—Pues concedido que lo sea. ¿No podía yo estar acompañado y asistido... hasta con amor, y sin embargo?...

—Y sin embargo, pensar usted como piensa, y ser usted lo que es. ¿No es esto lo que usted quería decir?

—Cabalmente.

—Y ¿á título de qué, señor mío, había de gozar usted ese privilegio? ¿Quién le ha dicho á usted que el amor del prójimo se enciende como una pajuela cuando necesitamos su luz, y se apaga cuando nos estorba? ¿Qué da usted al prójimo en cambio de eso que le pide?... Ó ¿cree usted que el mundo es un mueble de lujo para recreo de cuatro solterones aburridos, ó de otros tantos egoístas desalmados?

—Está usted cruel conmigo, Doctor.

—Como lo estoy siempre que trato de salvar una vida extirpando el cáncer que la compromete. Cumplo con mi deber.

—Es verdad.

—Y no dude usted que le hablo con ella en los labios.

—No lo dudo, y hasta agradezco la intención.

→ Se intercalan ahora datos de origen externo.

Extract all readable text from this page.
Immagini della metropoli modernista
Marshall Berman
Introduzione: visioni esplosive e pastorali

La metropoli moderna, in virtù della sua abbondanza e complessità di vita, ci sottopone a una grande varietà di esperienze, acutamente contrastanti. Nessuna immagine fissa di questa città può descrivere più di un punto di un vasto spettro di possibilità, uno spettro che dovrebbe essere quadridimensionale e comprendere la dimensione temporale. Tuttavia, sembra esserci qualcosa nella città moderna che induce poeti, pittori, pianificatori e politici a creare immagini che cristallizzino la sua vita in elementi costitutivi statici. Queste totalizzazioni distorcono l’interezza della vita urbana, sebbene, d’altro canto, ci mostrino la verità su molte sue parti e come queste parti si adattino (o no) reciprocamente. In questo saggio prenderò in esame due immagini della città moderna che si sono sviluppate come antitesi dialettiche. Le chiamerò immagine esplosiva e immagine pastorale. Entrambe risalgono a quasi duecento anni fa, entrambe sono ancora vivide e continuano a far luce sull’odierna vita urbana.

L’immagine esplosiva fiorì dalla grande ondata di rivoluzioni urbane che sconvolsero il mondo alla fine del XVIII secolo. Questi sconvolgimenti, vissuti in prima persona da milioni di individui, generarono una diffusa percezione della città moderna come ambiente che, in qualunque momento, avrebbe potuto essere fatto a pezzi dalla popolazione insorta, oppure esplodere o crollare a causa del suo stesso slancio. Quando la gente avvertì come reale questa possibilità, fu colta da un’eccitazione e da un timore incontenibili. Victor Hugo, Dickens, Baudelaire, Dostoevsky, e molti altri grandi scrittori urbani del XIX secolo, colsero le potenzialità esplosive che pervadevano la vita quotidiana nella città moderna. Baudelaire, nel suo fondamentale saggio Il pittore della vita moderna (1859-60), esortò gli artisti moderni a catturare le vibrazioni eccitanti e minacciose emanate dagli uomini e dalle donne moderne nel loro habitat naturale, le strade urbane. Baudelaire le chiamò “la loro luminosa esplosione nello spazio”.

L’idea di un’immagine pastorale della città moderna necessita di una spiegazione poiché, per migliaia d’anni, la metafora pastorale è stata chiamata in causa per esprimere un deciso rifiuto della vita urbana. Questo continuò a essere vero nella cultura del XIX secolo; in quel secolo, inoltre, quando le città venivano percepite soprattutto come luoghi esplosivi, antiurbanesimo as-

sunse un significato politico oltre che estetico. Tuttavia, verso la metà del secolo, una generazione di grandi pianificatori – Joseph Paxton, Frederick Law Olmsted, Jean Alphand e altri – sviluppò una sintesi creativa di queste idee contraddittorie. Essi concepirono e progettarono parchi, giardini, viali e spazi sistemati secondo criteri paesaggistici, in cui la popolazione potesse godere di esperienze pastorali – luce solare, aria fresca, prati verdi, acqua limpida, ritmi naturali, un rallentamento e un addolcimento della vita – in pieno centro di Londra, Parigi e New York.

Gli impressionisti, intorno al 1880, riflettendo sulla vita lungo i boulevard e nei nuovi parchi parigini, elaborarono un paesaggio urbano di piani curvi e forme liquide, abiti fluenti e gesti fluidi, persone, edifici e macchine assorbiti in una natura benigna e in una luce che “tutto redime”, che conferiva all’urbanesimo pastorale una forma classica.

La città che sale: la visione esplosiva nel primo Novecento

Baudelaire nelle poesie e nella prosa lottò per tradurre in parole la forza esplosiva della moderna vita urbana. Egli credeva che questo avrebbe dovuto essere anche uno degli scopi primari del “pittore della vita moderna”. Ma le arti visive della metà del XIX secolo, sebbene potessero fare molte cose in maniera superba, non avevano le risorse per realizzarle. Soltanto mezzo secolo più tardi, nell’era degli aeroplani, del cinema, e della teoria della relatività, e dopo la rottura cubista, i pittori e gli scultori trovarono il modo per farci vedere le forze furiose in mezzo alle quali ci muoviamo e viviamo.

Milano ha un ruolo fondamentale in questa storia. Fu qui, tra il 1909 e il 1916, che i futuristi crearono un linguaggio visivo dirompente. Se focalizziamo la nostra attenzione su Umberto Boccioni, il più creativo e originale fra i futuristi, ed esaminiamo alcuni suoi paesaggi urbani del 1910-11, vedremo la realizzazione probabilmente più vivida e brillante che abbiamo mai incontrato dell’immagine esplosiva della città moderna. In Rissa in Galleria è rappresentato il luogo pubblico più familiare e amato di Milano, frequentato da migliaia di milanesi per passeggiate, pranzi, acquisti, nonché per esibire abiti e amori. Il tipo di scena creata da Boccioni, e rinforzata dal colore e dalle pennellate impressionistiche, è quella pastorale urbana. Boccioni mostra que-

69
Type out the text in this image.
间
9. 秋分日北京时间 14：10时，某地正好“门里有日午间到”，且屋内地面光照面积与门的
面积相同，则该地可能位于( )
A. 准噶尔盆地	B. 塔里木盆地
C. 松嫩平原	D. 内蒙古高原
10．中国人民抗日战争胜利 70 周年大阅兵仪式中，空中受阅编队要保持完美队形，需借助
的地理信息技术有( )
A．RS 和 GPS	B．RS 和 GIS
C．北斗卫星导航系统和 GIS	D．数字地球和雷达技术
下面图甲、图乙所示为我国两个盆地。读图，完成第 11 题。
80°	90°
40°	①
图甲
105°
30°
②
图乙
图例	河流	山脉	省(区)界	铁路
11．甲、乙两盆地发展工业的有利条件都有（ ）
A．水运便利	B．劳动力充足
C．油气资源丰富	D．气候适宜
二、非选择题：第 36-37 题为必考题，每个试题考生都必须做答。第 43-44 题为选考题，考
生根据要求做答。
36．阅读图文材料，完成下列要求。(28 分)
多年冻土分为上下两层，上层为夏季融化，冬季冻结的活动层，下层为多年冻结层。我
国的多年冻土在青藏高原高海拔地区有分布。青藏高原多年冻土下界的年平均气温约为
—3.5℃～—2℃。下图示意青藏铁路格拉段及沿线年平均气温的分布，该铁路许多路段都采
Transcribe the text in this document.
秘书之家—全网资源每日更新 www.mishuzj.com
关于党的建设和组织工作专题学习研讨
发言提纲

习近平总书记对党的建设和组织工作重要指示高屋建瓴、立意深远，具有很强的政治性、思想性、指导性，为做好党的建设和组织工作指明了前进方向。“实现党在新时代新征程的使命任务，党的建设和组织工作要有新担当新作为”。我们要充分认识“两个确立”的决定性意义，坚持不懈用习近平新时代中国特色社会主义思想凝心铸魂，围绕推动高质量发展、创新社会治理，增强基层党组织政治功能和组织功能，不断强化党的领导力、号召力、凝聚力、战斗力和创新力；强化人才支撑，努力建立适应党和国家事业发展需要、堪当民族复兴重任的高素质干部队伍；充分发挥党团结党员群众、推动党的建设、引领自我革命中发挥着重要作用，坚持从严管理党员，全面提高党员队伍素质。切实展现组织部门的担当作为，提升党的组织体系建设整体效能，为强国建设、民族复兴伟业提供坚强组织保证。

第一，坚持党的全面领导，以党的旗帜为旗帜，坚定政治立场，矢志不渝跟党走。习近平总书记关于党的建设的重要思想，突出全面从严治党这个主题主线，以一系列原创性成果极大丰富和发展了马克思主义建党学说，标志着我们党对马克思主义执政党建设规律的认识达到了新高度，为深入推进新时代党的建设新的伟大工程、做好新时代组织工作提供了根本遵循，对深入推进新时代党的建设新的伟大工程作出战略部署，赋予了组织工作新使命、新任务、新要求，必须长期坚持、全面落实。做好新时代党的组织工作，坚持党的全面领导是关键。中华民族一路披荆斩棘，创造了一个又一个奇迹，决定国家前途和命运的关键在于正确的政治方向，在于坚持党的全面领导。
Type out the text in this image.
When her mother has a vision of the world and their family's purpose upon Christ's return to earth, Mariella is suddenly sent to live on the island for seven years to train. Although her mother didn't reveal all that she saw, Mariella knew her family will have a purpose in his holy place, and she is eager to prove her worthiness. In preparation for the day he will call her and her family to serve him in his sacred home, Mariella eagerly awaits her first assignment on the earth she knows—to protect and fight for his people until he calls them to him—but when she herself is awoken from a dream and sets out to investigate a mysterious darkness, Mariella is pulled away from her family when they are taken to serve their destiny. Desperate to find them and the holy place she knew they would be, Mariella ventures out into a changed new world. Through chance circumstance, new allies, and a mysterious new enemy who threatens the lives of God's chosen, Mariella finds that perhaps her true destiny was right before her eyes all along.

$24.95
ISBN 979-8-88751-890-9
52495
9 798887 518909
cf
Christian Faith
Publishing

Pero pongámonos en todos los casos. Suponga usted que esas teorías me parecen muy saludables, y que las aplaudo; pero suponga usted también que mi corazón se resiste á aceptarlas. ¿Cómo he de adoptar yo un partido que, sin poder remediarlo, me repugna?

—El corazón se educa como la inteligencia, señor mío; y la prueba es que el corazón de usted está dando hoy el fruto de la educación que recibió ayer.